Hak Cipta Dalam Perspektif hukum Islam

A. Pendahuluan
Kelebihan istimewa yang dimiliki manusia adalah kemampuannya dalam menalar, merasa, dan mengindra. Dengan menalar manusia mampu mencipta dan mengembangkan pengetahuannya, dan hal inilah yang secara prinsip membedakan antara makhluk tingkat rendah dengan makhluk tingkat tinggi, yaitu manusia. Ilmu menjadi furqan (pembeda) antar makhluk, bahkan pembeda kualitas antar manusia itu sendiri.[1]
Kemampuan manusia dalam berfikir dan mengembangkan ilmu pengetahuan telah melahirkan temuan-temuan baru yang belum ada sebelumnya seperti; ditemukannya Mesin Cetak oleh Johann Gutenberg (1400-1468) pada tahun 1436,[2] Mesin Pintal atau tekstil oleh Sir Richard Arkwrigt (1732-1792) dan Jemes Hargreves (?-1778),[3] Mesin Uap oleh James Watt (1736-1819),[4] teori grafitasi, kalkulus, dan spectrum cahaya oleh Isaac Newton (1642-1727),[5] dan lain sebagainya.
Selain memberikan manfaat bagi kehidupan manusia, ditemukannya hal-hal baru tersebut telah melahirkan kesadaran akan adanya hak baru di luar hak kebendaan atau barang. Pengakuan atas segala temuan, ciptaan, dan kreasi baru yang ditemukan dan diciptakan baik oleh individu atau kelompok telah melahirkan apa yang disebut dengan Hak Milik Intelektual (HAMI) atau Hak Kekayaan Intelektual (HAKI). Pada abad Kuno, hak cipta belum dikenal oleh masyarakat, sekalipun banyak karya cipta yang dihasilkan masyarakat saat itu. Karya cipta dianggap sebagai hal biasa yang eksistensinya tidak perlu dilindungi oleh peraturan perundang-undangan (Gesetez). Mereka menganggap bahwa hak cipta tidak memiliki arti yang strategis dalam kehidupan manusia, seperti; rumah, tanah, atau benda lainnya.[6]

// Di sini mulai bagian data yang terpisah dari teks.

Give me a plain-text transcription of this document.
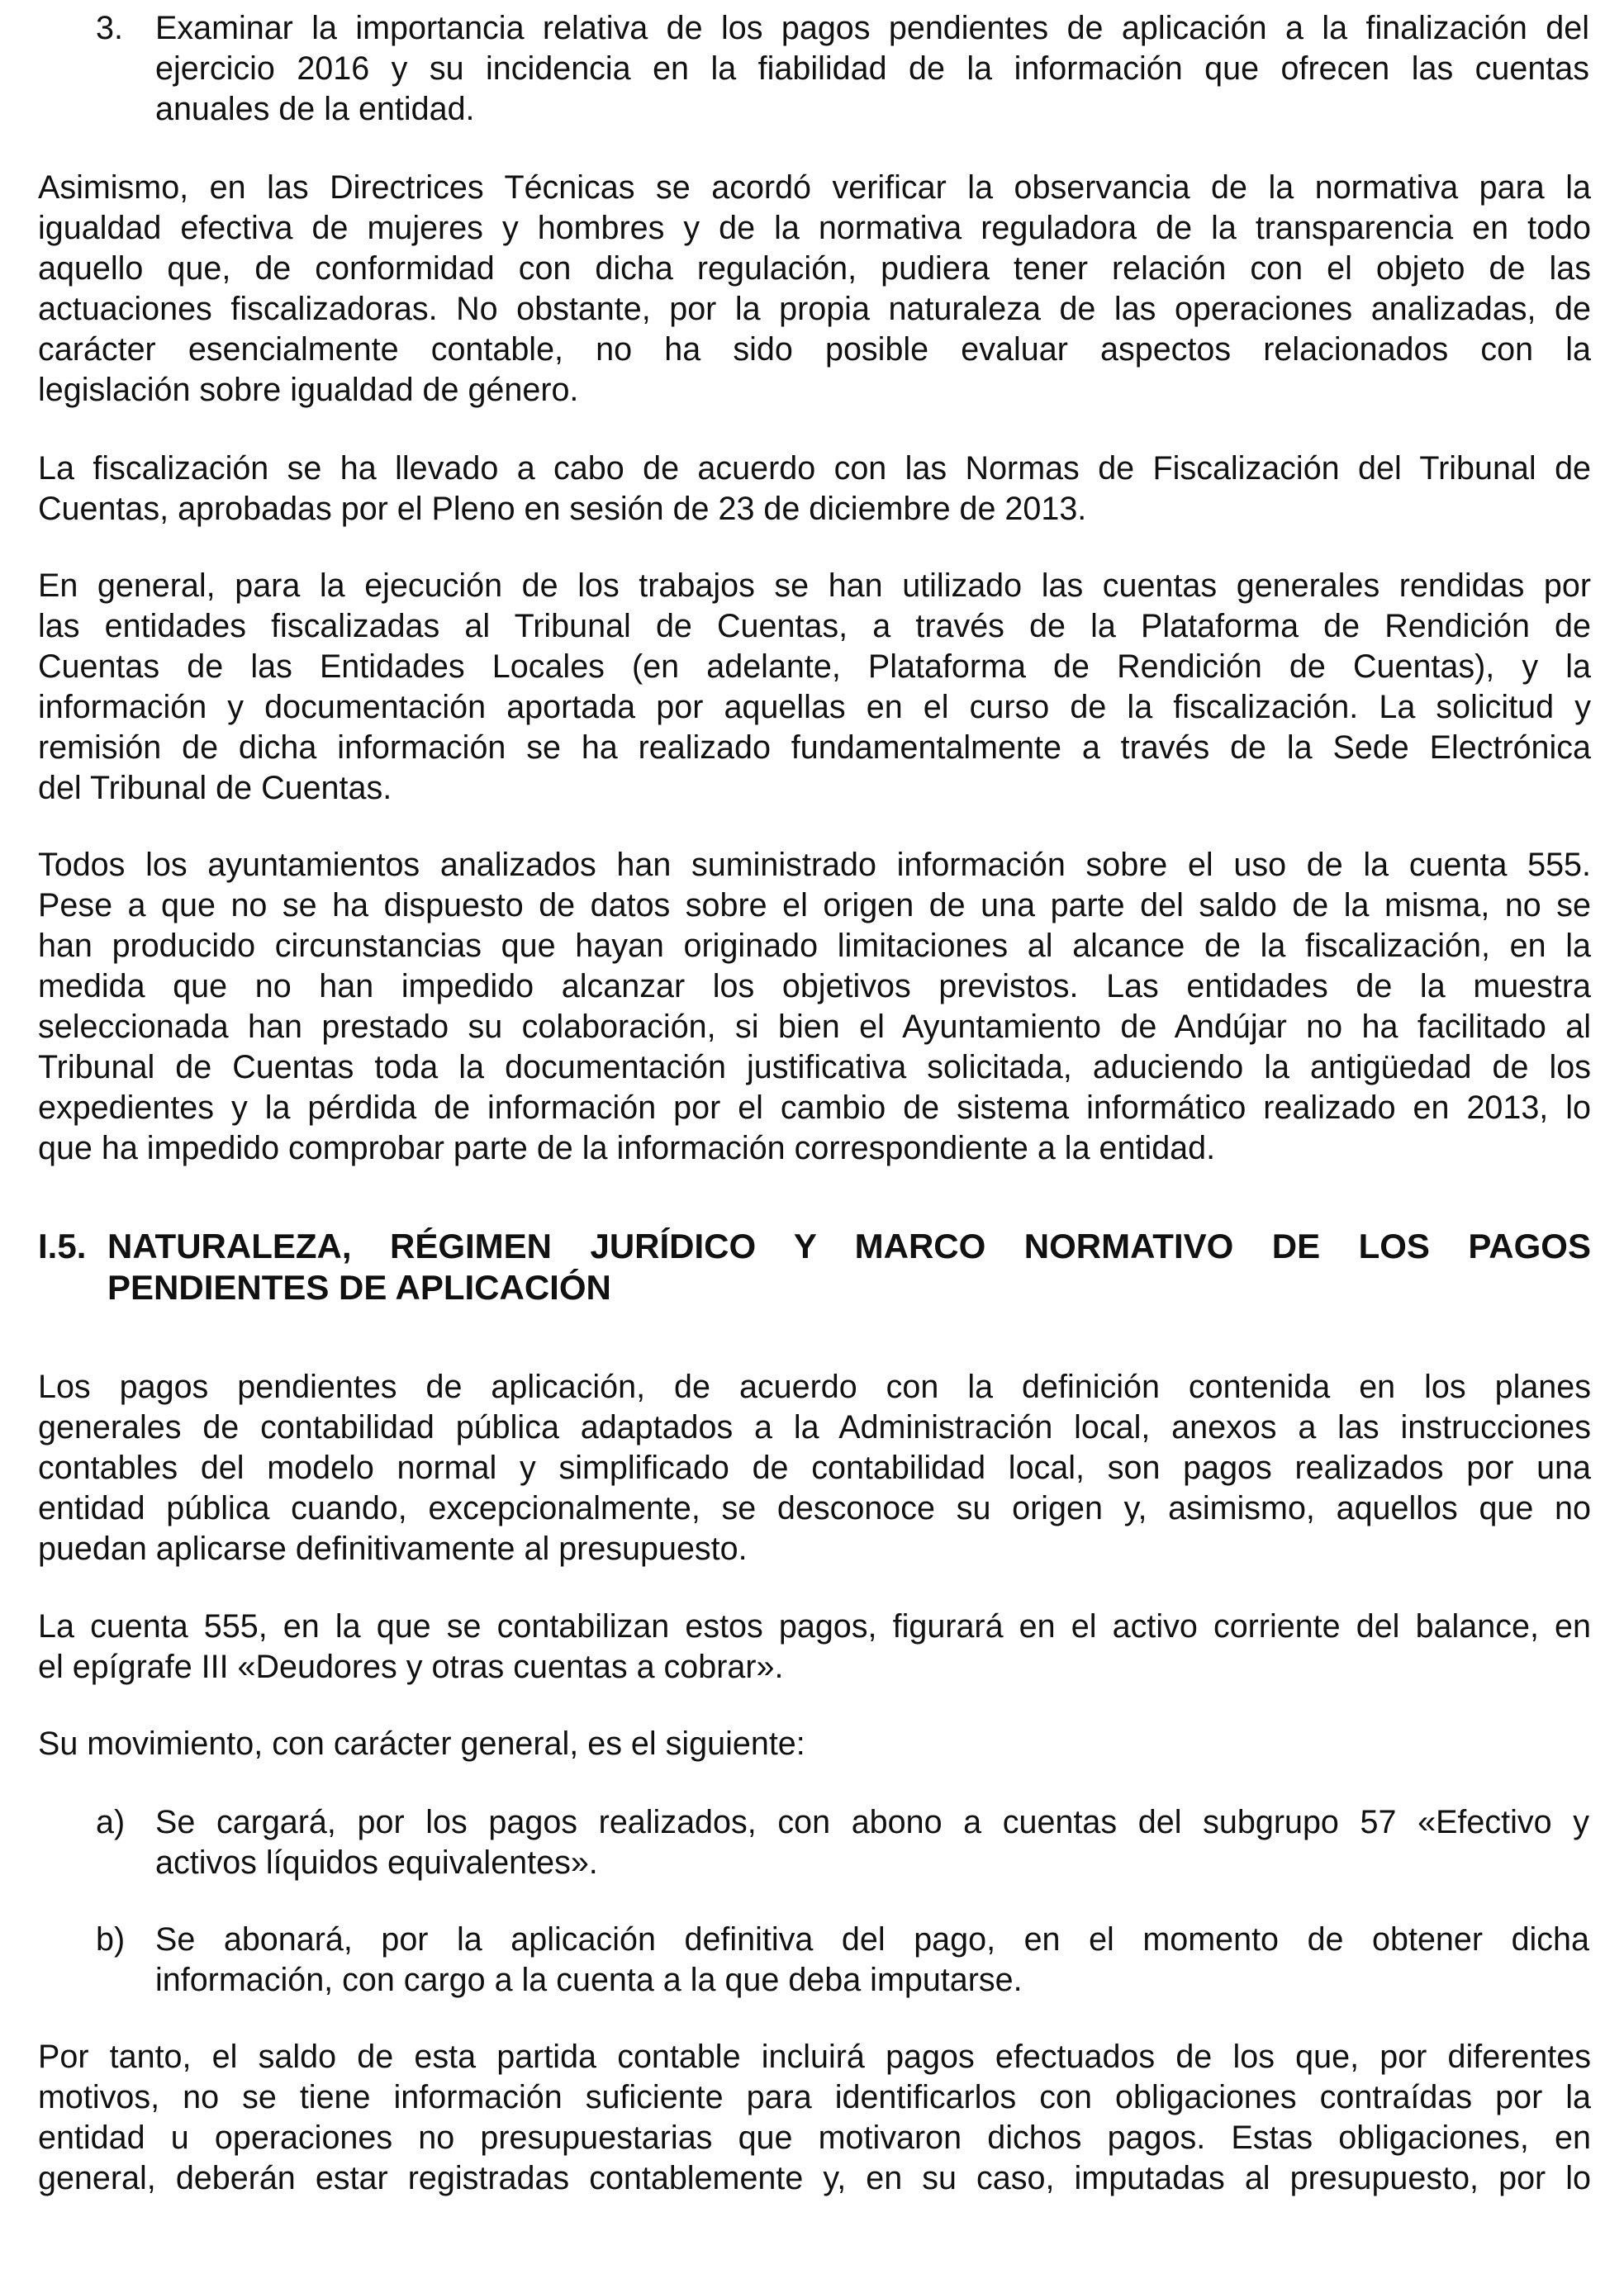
3. Examinar la importancia relativa de los pagos pendientes de aplicación a la finalización del
ejercicio 2016 y su incidencia en la fiabilidad de la información que ofrecen las cuentas
anuales de la entidad.
Asimismo, en las Directrices Técnicas se acordó verificar la observancia de la normativa para la
igualdad efectiva de mujeres y hombres y de la normativa reguladora de la transparencia en todo
aquello que, de conformidad con dicha regulación, pudiera tener relación con el objeto de las
actuaciones fiscalizadoras. No obstante, por la propia naturaleza de las operaciones analizadas, de
carácter esencialmente contable, no ha sido posible evaluar aspectos relacionados con la
legislación sobre igualdad de género.
La fiscalización se ha llevado a cabo de acuerdo con las Normas de Fiscalización del Tribunal de
Cuentas, aprobadas por el Pleno en sesión de 23 de diciembre de 2013.
En general, para la ejecución de los trabajos se han utilizado las cuentas generales rendidas por
las entidades fiscalizadas al Tribunal de Cuentas, a través de la Plataforma de Rendición de
Cuentas de las Entidades Locales (en adelante, Plataforma de Rendición de Cuentas), y la
información y documentación aportada por aquellas en el curso de la fiscalización. La solicitud y
remisión de dicha información se ha realizado fundamentalmente a través de la Sede Electrónica
del Tribunal de Cuentas.
Todos los ayuntamientos analizados han suministrado información sobre el uso de la cuenta 555.
Pese a que no se ha dispuesto de datos sobre el origen de una parte del saldo de la misma, no se
han producido circunstancias que hayan originado limitaciones al alcance de la fiscalización, en la
medida que no han impedido alcanzar los objetivos previstos. Las entidades de la muestra
seleccionada han prestado su colaboración, si bien el Ayuntamiento de Andújar no ha facilitado al
Tribunal de Cuentas toda la documentación justificativa solicitada, aduciendo la antigüedad de los
expedientes y la pérdida de información por el cambio de sistema informático realizado en 2013, lo
que ha impedido comprobar parte de la información correspondiente a la entidad.
I.5. NATURALEZA, RÉGIMEN JURÍDICO Y MARCO NORMATIVO DE LOS PAGOS
PENDIENTES DE APLICACIÓN
Los pagos pendientes de aplicación, de acuerdo con la definición contenida en los planes
generales de contabilidad pública adaptados a la Administración local, anexos a las instrucciones
contables del modelo normal y simplificado de contabilidad local, son pagos realizados por una
entidad pública cuando, excepcionalmente, se desconoce su origen y, asimismo, aquellos que no
puedan aplicarse definitivamente al presupuesto.
La cuenta 555, en la que se contabilizan estos pagos, figurará en el activo corriente del balance, en
el epígrafe III «Deudores y otras cuentas a cobrar».
Su movimiento, con carácter general, es el siguiente:
a) Se cargará, por los pagos realizados, con abono a cuentas del subgrupo 57 «Efectivo y
activos líquidos equivalentes».
b) Se abonará, por la aplicación definitiva del pago, en el momento de obtener dicha
información, con cargo a la cuenta a la que deba imputarse.
Por tanto, el saldo de esta partida contable incluirá pagos efectuados de los que, por diferentes
motivos, no se tiene información suficiente para identificarlos con obligaciones contraídas por la
entidad u operaciones no presupuestarias que motivaron dichos pagos. Estas obligaciones, en
general, deberán estar registradas contablemente y, en su caso, imputadas al presupuesto, por lo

Adalah Corpus Juris yang pertama kali menyadari kehadiran hak milik baru yang merupakan ciptaan dalam bentuk tulisan atau lukisan di atas kertas. Namun demikian pendapatnya belum sampai kepada pembeda antara benda nyata (Materielles Eigentum) dan benda tidak nyata (immaterielles Eigentum) yang merupakan produk kreatifitas manusia. Istilah Immaterielles Eigetum inilah yang sekarang disebut dengan hak milik intelektual (HAMI), atau hak atas kekayaan intelektual (HAKI) yang merupakan terjemahan dari dari kata “geistiges eigentum”, atau “intellectual property right”.[7]

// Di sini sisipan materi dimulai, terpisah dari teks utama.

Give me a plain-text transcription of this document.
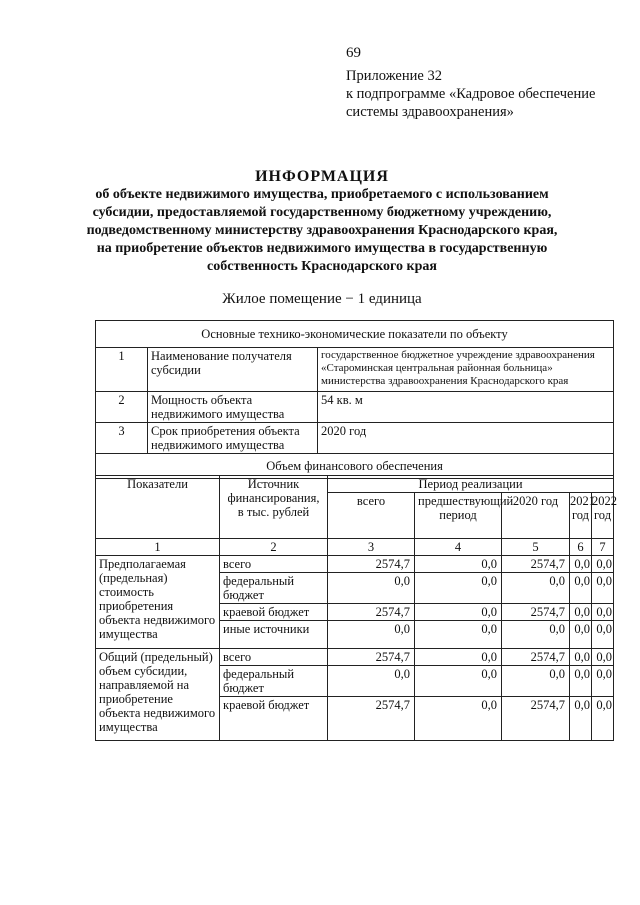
69
Приложение 32
к подпрограмме «Кадровое обеспечение
системы здравоохранения»
ИНФОРМАЦИЯ
об объекте недвижимого имущества, приобретаемого с использованием
субсидии, предоставляемой государственному бюджетному учреждению,
подведомственному министерству здравоохранения Краснодарского края,
на приобретение объектов недвижимого имущества в государственную
собственность Краснодарского края
Жилое помещение − 1 единица
Основные технико-экономические показатели по объекту		
1	Наименование получателя субсидии	государственное бюджетное учреждение здравоохранения «Староминская центральная районная больница» министерства здравоохранения Краснодарского края
2	Мощность объекта недвижимого имущества	54 кв. м
3	Срок приобретения объекта недвижимого имущества	2020 год
Объем финансового обеспечения		
Показатели	Источник финансирования, в тыс. рублей	Период реализации				
		всего	предшествующий период	2020 год	2021 год	2022 год
1	2	3	4	5	6	7
Предполагаемая (предельная) стоимость приобретения объекта недвижимого имущества	всего	2574,7	0,0	2574,7	0,0	0,0
	федеральный бюджет	0,0	0,0	0,0	0,0	0,0
	краевой бюджет	2574,7	0,0	2574,7	0,0	0,0
	иные источники	0,0	0,0	0,0	0,0	0,0
Общий (предельный) объем субсидии, направляемой на приобретение объекта недвижимого имущества	всего	2574,7	0,0	2574,7	0,0	0,0
	федеральный бюджет	0,0	0,0	0,0	0,0	0,0
	краевой бюджет	2574,7	0,0	2574,7	0,0	0,0
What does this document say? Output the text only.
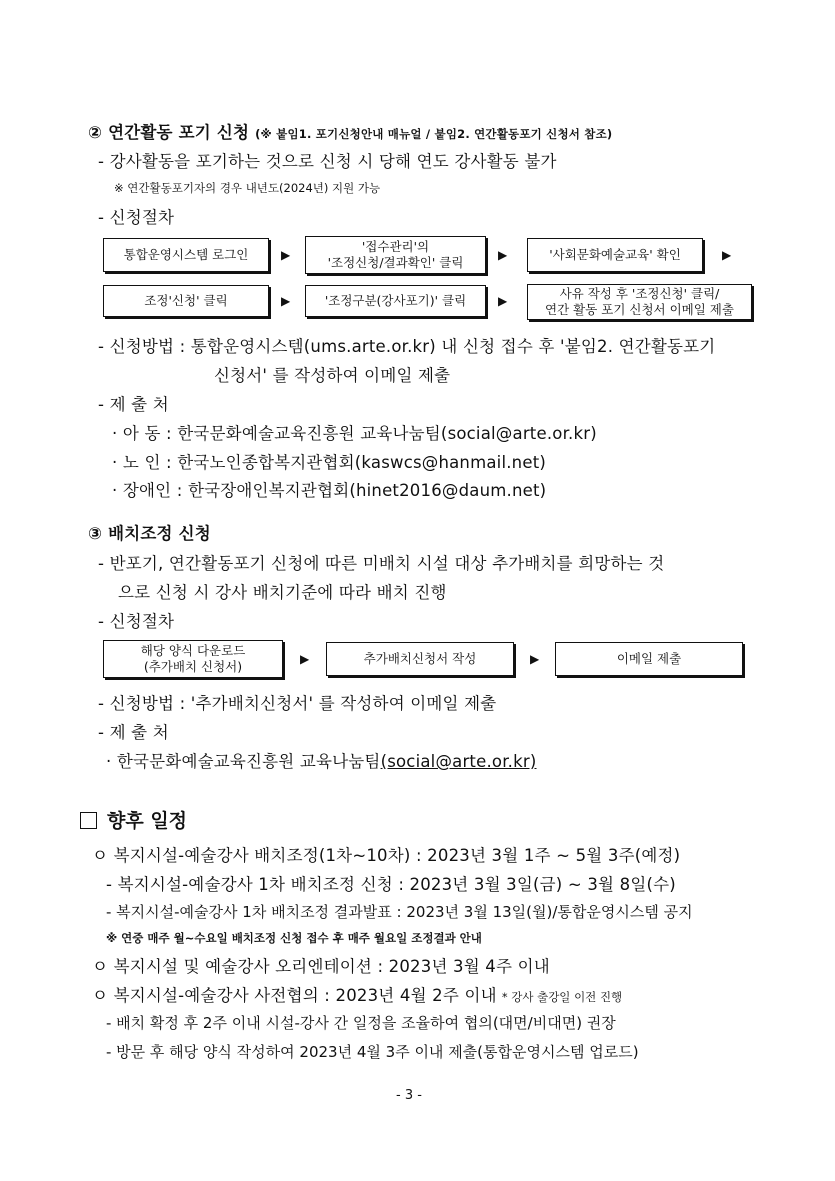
② 연간활동 포기 신청 (※ 붙임1. 포기신청안내 매뉴얼 / 붙임2. 연간활동포기 신청서 참조)
- 강사활동을 포기하는 것으로 신청 시 당해 연도 강사활동 불가
※ 연간활동포기자의 경우 내년도(2024년) 지원 가능
- 신청절차
통합운영시스템 로그인	▶
'접수관리'의
'조정신청/결과확인' 클릭	▶	'사회문화예술교육' 확인	▶
조정'신청' 클릭	▶	'조정구분(강사포기)' 클릭	▶	사유 작성 후 '조정신청' 클릭/
연간 활동 포기 신청서 이메일 제출
- 신청방법 : 통합운영시스템(ums.arte.or.kr) 내 신청 접수 후 '붙임2. 연간활동포기
신청서' 를 작성하여 이메일 제출
- 제 출 처
· 아 동 : 한국문화예술교육진흥원 교육나눔팀(social@arte.or.kr)
· 노 인 : 한국노인종합복지관협회(kaswcs@hanmail.net)
· 장애인 : 한국장애인복지관협회(hinet2016@daum.net)
③ 배치조정 신청
- 반포기, 연간활동포기 신청에 따른 미배치 시설 대상 추가배치를 희망하는 것
으로 신청 시 강사 배치기준에 따라 배치 진행
- 신청절차
해당 양식 다운로드
(추가배치 신청서)	▶	추가배치신청서 작성	▶	이메일 제출
- 신청방법 : '추가배치신청서' 를 작성하여 이메일 제출
- 제 출 처
· 한국문화예술교육진흥원 교육나눔팀(social@arte.or.kr)
향후 일정
ㅇ 복지시설-예술강사 배치조정(1차~10차) : 2023년 3월 1주 ~ 5월 3주(예정)
- 복지시설-예술강사 1차 배치조정 신청 : 2023년 3월 3일(금) ~ 3월 8일(수)
- 복지시설-예술강사 1차 배치조정 결과발표 : 2023년 3월 13일(월)/통합운영시스템 공지
※ 연중 매주 월~수요일 배치조정 신청 접수 후 매주 월요일 조정결과 안내
ㅇ 복지시설 및 예술강사 오리엔테이션 : 2023년 3월 4주 이내
ㅇ 복지시설-예술강사 사전협의 : 2023년 4월 2주 이내 * 강사 출강일 이전 진행
- 배치 확정 후 2주 이내 시설-강사 간 일정을 조율하여 협의(대면/비대면) 권장
- 방문 후 해당 양식 작성하여 2023년 4월 3주 이내 제출(통합운영시스템 업로드)
- 3 -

Di Indonesia, pengakuan dan perlindungan terhadap kekayaan intelektual telah dilakukan sejak dahulu. Sebagai Negara bekas jajahan Belanda, maka sejarah hukum tentang perlindungan HAMI di Indonesia tidak bisa dilepaskan dari sejarah hukum serupa di Belanda pada masa itu, karena hampir seluruh pelaturan yang berlaku di Belanda waktu itu juga diberlakukan di Indonesia (Hindia Belanda). Undang-undang hak cipta (UUHC) yang pertama berlaku di Indonesia adalah UUHC tanggal 23 September 1912 yang berasal dari Belanda yang diamandemen oleh UU No 6 tahun 1982 yang mendapat penyempurnaan pada tahun 1987. Departemen Kehakiman pada tahun 1989 mengeluarkan UUHP, pada tahun 1992 mengeluarkan UUHM, dan yang terakhir UU No. 19 tahun 2002 tentang Hak Cipta. Dengan demikian, hak cipta diakui dan mempunyai perlindungan hukum yang sah, dan pelanggarnya dapat dituntut dengan hukuman penjara maksimal 7 tahun dan atau denda maksimal Rp 5.000.000.000.00.[8]

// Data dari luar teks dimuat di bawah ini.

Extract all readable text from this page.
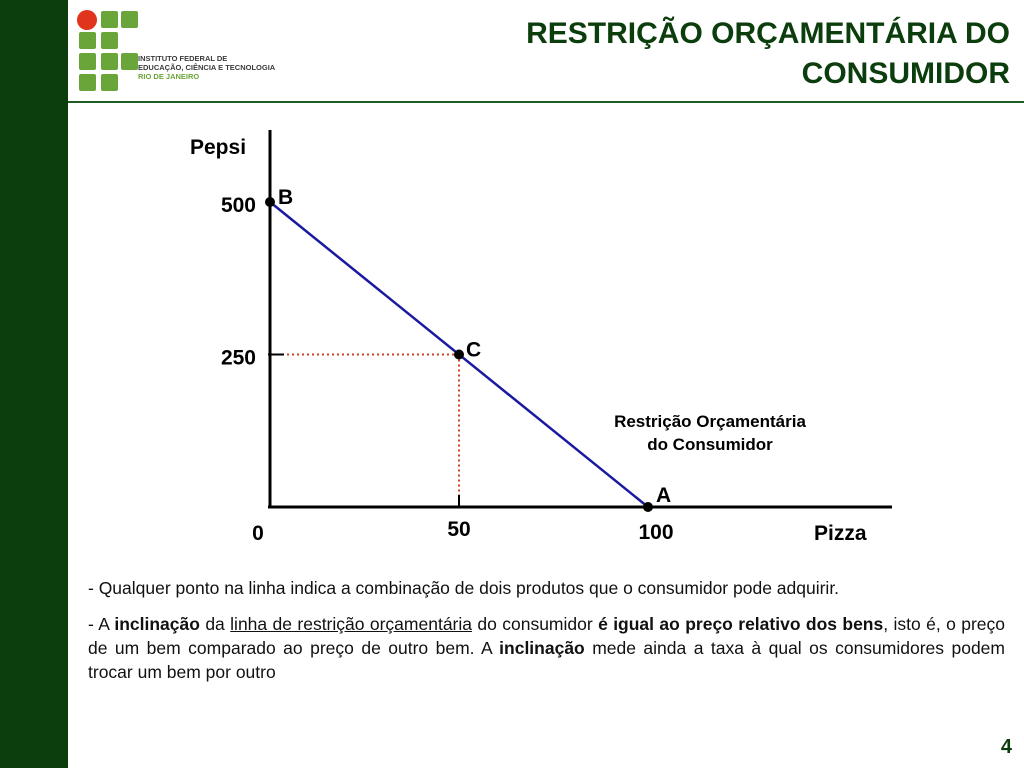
INSTITUTO FEDERAL DE
EDUCAÇÃO, CIÊNCIA E TECNOLOGIA
RIO DE JANEIRO
RESTRIÇÃO ORÇAMENTÁRIA DO
CONSUMIDOR
B
C
A
Pepsi
Pizza
500
250
0	50	100
Restrição Orçamentária
do Consumidor

- Qualquer ponto na linha indica a combinação de dois produtos que o consumidor pode adquirir.

- A inclinação da linha de restrição orçamentária do consumidor é igual ao preço relativo dos bens, isto é, o preço de um bem comparado ao preço de outro bem. A inclinação mede ainda a taxa à qual os consumidores podem trocar um bem por outro

4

Ulasan di atas adalah pandangan hukum positif terhadap masalah hak cipta. Bagaimana padangan Islam terhadap masalah tersebut? Apakah perhatian Islam yang sangat besar terhadap masalah harta kekayaan dan hak individu juga membahas masalah tersebut? Serta bagaimanakah pandangan hukum Islam terhadap pembajakan kekayaan intelektual (hak cipta)? Masalah-masalah inilah yang akan coba dipaparkan dalam makalah ini.

B. Pembahasan.
Pengertian Hak Cipta.
Yang dimaksud dengan hak cipta sebagaimana diungkapkan dalam pasal 1 ayat 1 UUHC No. 16 tahun 2002 adalah; Hak eksklusif[9] bagi pencipta atau penerima hak untuk mengumumkan atau memperbanyak ciptaannya atau memberikan izin untuk itu dengan tidak mengurangi pembatasan-pembatasan menurut perundang-undangan yang berlaku.[10]
Teori Hak Dalam Islam.
Apabila menelusuri dalil-dalil yang terkandung dalam al-Qur’an maupun al-Hadits, masalah hak cipta belum mempunyai dalil atau landasan nash yang eksplisit. Hal ini karena gagasan pengakuan atas hak cipta itu sendiri merupakan masalah baru yang belum dikenal sebelumnya. Namun demikian, secara implisit, perlindungan terhadap hak cipta ditemukan dalam sistem hukum Islam. Hal ini dikarenakan konsep hak itu sendiri dalam prespektif hukum Islam, tidak baku dan berkembang secara fleksibel dan implementasinya tetap akan sangat tergantung kepada keadaan.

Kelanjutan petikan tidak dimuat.